- Genre: Variety-talk show
- Presented by: Richard Stubbs; John Safran; Michael Veitch; Marg Downey; Tony Wilson; Emma Tom;
- Country of origin: Australia
- Original language: English

Production
- Running time: 30 minutes, 60 minutes

Original release
- Network: Seven Network
- Release: February 1999 – April 1999

= The Late Report =

1999 Australian news satire TV show

The Late Report was a short-lived news satire show on Australia's Seven Network during 1999. The show originally ran at 10:30 pm on Tuesdays, preceded by spoof news-broadcast show The Big News, and featured interviews, trivia segments, and comedic takes on pop culture and current events.

The show had a rotating group of hosts, led by Richard Stubbs and also featuring John Safran, Michael Veitch, Marg Downey, Tony Wilson, and Emma Tom. While originally signed for a 14-week season, it ultimately ran for only 10 weeks.

== Background ==
The Late Report aired during a precarious time for Seven Network; as the channel's ratings dropped, the show was pitched as an attempt to draw a younger audience to the channel. Tony Wilson described its format as "Simon Townsend's Wonder World for adults".

== Notable segments ==
In one segment, John Safran attempted to make cricketer Shane Warne break his no-smoking contract with a nicotine patch company by sending a remote-controlled, cigarette-carrying seagull onto the Melbourne Cricket Ground during a match, a gimmick that got Safran sent to court. In another segment, Safran dressed up as Ronald McDonald as a prank, visited a McDonald's location, and got frisked by police after the restaurant's management allegedly made a false report that Safran had been robbing the store. The Seven Network refused to broadcast this segment, although it eventually aired on Channel 4's Disinformation in the United Kingdom.

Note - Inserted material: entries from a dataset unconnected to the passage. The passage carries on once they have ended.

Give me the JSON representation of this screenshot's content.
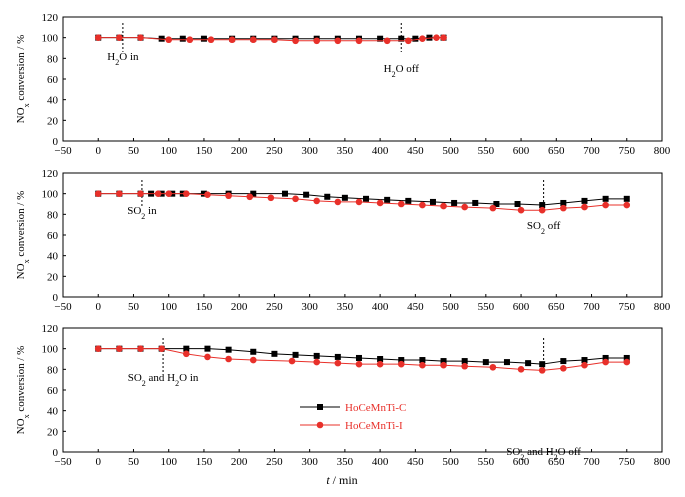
{
  "chart_data": [
    {
      "type": "line",
      "xlim": [
        -50,
        800
      ],
      "ylim": [
        0,
        120
      ],
      "xticks": [
        "−50",
        "0",
        "50",
        "100",
        "150",
        "200",
        "250",
        "300",
        "350",
        "400",
        "450",
        "500",
        "550",
        "600",
        "650",
        "700",
        "750",
        "800"
      ],
      "yticks": [
        "0",
        "20",
        "40",
        "60",
        "80",
        "100",
        "120"
      ],
      "ylabel": {
        "main": "NO",
        "sub": "x",
        "rest": " conversion / %"
      },
      "series": [
        {
          "name": "HoCeMnTi-C",
          "color": "#000000",
          "marker": "square",
          "x": [
            0,
            30,
            60,
            90,
            120,
            150,
            190,
            220,
            250,
            280,
            310,
            340,
            370,
            400,
            430,
            450,
            470,
            490
          ],
          "y": [
            100,
            100,
            100,
            99,
            99,
            99,
            99,
            99,
            99,
            99,
            99,
            99,
            99,
            99,
            99,
            99,
            100,
            100
          ]
        },
        {
          "name": "HoCeMnTi-I",
          "color": "#e8302a",
          "marker": "circle",
          "x": [
            0,
            30,
            60,
            100,
            130,
            160,
            190,
            220,
            250,
            280,
            310,
            340,
            370,
            410,
            440,
            460,
            480,
            490
          ],
          "y": [
            100,
            100,
            100,
            98,
            98,
            98,
            98,
            98,
            98,
            97,
            97,
            97,
            97,
            97,
            97,
            99,
            100,
            100
          ]
        }
      ],
      "annotations": [
        {
          "at_x": 35,
          "label_main": "H",
          "label_sub": "2",
          "label_rest": "O in"
        },
        {
          "at_x": 430,
          "label_main": "H",
          "label_sub": "2",
          "label_rest": "O off"
        }
      ]
    },
    {
      "type": "line",
      "xlim": [
        -50,
        800
      ],
      "ylim": [
        0,
        120
      ],
      "xticks": [
        "−50",
        "0",
        "50",
        "100",
        "150",
        "200",
        "250",
        "300",
        "350",
        "400",
        "450",
        "500",
        "550",
        "600",
        "650",
        "700",
        "750",
        "800"
      ],
      "yticks": [
        "0",
        "20",
        "40",
        "60",
        "80",
        "100",
        "120"
      ],
      "ylabel": {
        "main": "NO",
        "sub": "x",
        "rest": " conversion / %"
      },
      "series": [
        {
          "name": "HoCeMnTi-C",
          "color": "#000000",
          "marker": "square",
          "x": [
            0,
            30,
            60,
            75,
            90,
            105,
            120,
            150,
            185,
            220,
            265,
            295,
            325,
            350,
            380,
            410,
            440,
            475,
            505,
            535,
            565,
            595,
            630,
            660,
            690,
            720,
            750
          ],
          "y": [
            100,
            100,
            100,
            100,
            100,
            100,
            100,
            100,
            100,
            100,
            100,
            99,
            97,
            96,
            95,
            94,
            93,
            92,
            91,
            91,
            90,
            90,
            89,
            91,
            93,
            95,
            95
          ]
        },
        {
          "name": "HoCeMnTi-I",
          "color": "#e8302a",
          "marker": "circle",
          "x": [
            0,
            30,
            60,
            85,
            100,
            125,
            155,
            185,
            215,
            245,
            280,
            310,
            340,
            370,
            400,
            430,
            460,
            490,
            520,
            560,
            600,
            630,
            660,
            690,
            720,
            750
          ],
          "y": [
            100,
            100,
            100,
            100,
            100,
            100,
            99,
            98,
            97,
            96,
            95,
            93,
            92,
            92,
            91,
            90,
            89,
            88,
            87,
            86,
            84,
            84,
            86,
            87,
            89,
            89
          ]
        }
      ],
      "annotations": [
        {
          "at_x": 62,
          "label_main": "SO",
          "label_sub": "2",
          "label_rest": " in"
        },
        {
          "at_x": 632,
          "label_main": "SO",
          "label_sub": "2",
          "label_rest": " off"
        }
      ]
    },
    {
      "type": "line",
      "xlim": [
        -50,
        800
      ],
      "ylim": [
        0,
        120
      ],
      "xticks": [
        "−50",
        "0",
        "50",
        "100",
        "150",
        "200",
        "250",
        "300",
        "350",
        "400",
        "450",
        "500",
        "550",
        "600",
        "650",
        "700",
        "750",
        "800"
      ],
      "yticks": [
        "0",
        "20",
        "40",
        "60",
        "80",
        "100",
        "120"
      ],
      "ylabel": {
        "main": "NO",
        "sub": "x",
        "rest": " conversion / %"
      },
      "xlabel": {
        "italic": "t",
        "rest": " / min"
      },
      "series": [
        {
          "name": "HoCeMnTi-C",
          "color": "#000000",
          "marker": "square",
          "x": [
            0,
            30,
            60,
            90,
            125,
            155,
            185,
            220,
            250,
            280,
            310,
            340,
            370,
            400,
            430,
            460,
            490,
            520,
            550,
            580,
            610,
            630,
            660,
            690,
            720,
            750
          ],
          "y": [
            100,
            100,
            100,
            100,
            100,
            100,
            99,
            97,
            95,
            94,
            93,
            92,
            91,
            90,
            89,
            89,
            88,
            88,
            87,
            87,
            86,
            85,
            88,
            89,
            91,
            91
          ]
        },
        {
          "name": "HoCeMnTi-I",
          "color": "#e8302a",
          "marker": "circle",
          "x": [
            0,
            30,
            60,
            90,
            125,
            155,
            185,
            220,
            275,
            310,
            340,
            370,
            400,
            430,
            460,
            490,
            520,
            560,
            600,
            630,
            660,
            690,
            720,
            750
          ],
          "y": [
            100,
            100,
            100,
            100,
            95,
            92,
            90,
            89,
            88,
            87,
            86,
            85,
            85,
            85,
            84,
            84,
            83,
            82,
            80,
            79,
            81,
            84,
            87,
            87
          ]
        }
      ],
      "annotations": [
        {
          "at_x": 92,
          "label_main": "SO",
          "label_sub": "2",
          "label_rest": " and H",
          "label_sub2": "2",
          "label_rest2": "O in"
        },
        {
          "at_x": 632,
          "label_main": "SO",
          "label_sub": "2",
          "label_rest": " and H",
          "label_sub2": "2",
          "label_rest2": "O off"
        }
      ],
      "legend": [
        {
          "label": "HoCeMnTi-C",
          "color": "#000000",
          "marker": "square"
        },
        {
          "label": "HoCeMnTi-I",
          "color": "#e8302a",
          "marker": "circle"
        }
      ]
    }
  ]
}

== Reception and cancellation ==
The Late Report was embattled from the beginning. The Big News was considered a failure, and a writer for the Sydney Morning Herald described The Late Report airing afterward as "a move akin to handcuffing [the show] to a slaughtered goat and throwing it into shark-infested waters." The Late Report received poor reviews, especially early in its run; according to Tony Wilson, some viewers thought the rotating-presenters format broke up its flow.

Executives at the Seven Network were wary of the show's harsh satire, particularly at the expense of the Liberal Party. Some of the executives commented that the show "skated rather too close to the line of acceptable satire" and that it felt like "a Labor Party propaganda show". A rumour spread that the office of John Howard, the Australian prime minister and leader of the Liberal Party at the time, contacted the show and complained about the way the Howard Government was portrayed in it; the Seven Network's representatives denied the rumour.

When The Big News was cancelled, the two shows were combined to fill the entire hour. The move, a response to poor ratings, did not work, and the Seven Network cancelled The Late Report on 9 April 1999, citing poor commercial performance. The network would not run a similar show until 2003's The Chat Room.